Feel free to discusss 'HSR Texas Spatial Database Benchmark' issues here! Stefan 18:39, 22. Dez. 2009 (CET)

Inhaltsverzeichnis

Standardise data and input process (circumvent or minimize floating point problem)
Define the variables (@bbox and @point)

General:

MS SQL Server representatives report that geography types are 20-30% slower than geometry types.
About PostGIS 1.5 there was said, that geography types are somewhat faster (see http://blog.cleverelephant.ca/)
Secondary index optimization makes performance about 50% faster (from: MS SQL Server discussion)
The number of points of a query window is important for a secondary filter overhead.

Data and queries per se:

These queries return quite large percent of the data overall (50%-100% for points and polygons)
The Number of points for a query windows is very small.
The query windows are "aligned bounding boxes" which may put in favor RTree (e.g. Postgres) or spatial grid (SQL Server) index, depending on a position of the window. If the window is aligned with the grid, performance can be much faster than when it's slightly off.
Volker Mische reported that boundingbox queries with different boundingboxes (selecting 5%, 10%, 15%, 20%, 25% of all features) show the same performance in spatialite.

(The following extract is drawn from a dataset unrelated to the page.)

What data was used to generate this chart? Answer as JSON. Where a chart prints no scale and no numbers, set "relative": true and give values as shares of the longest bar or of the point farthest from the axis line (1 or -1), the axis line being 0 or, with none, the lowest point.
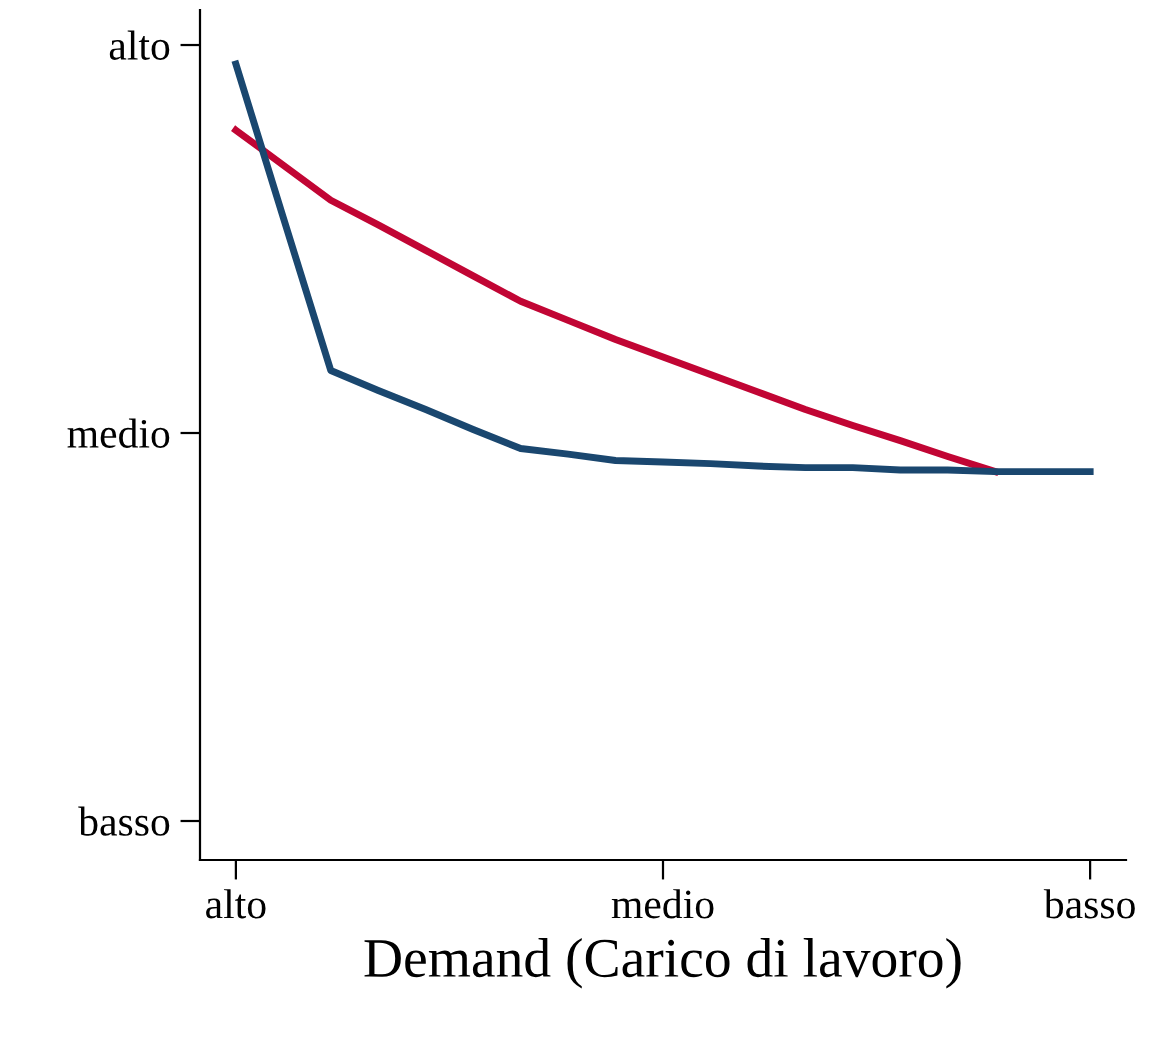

Should we take an average of multiple runs with different values (@point, @bbox)?
Should we vary the queries' result sizes? (see observations)
Should we vary the shape and alignment of the query window? (see observations)
Should we run the benchmark with parallelized queries?

Query 1 actually shouldn't be included in the benchmark, data copying and preparation isn't really done often in a spatial database.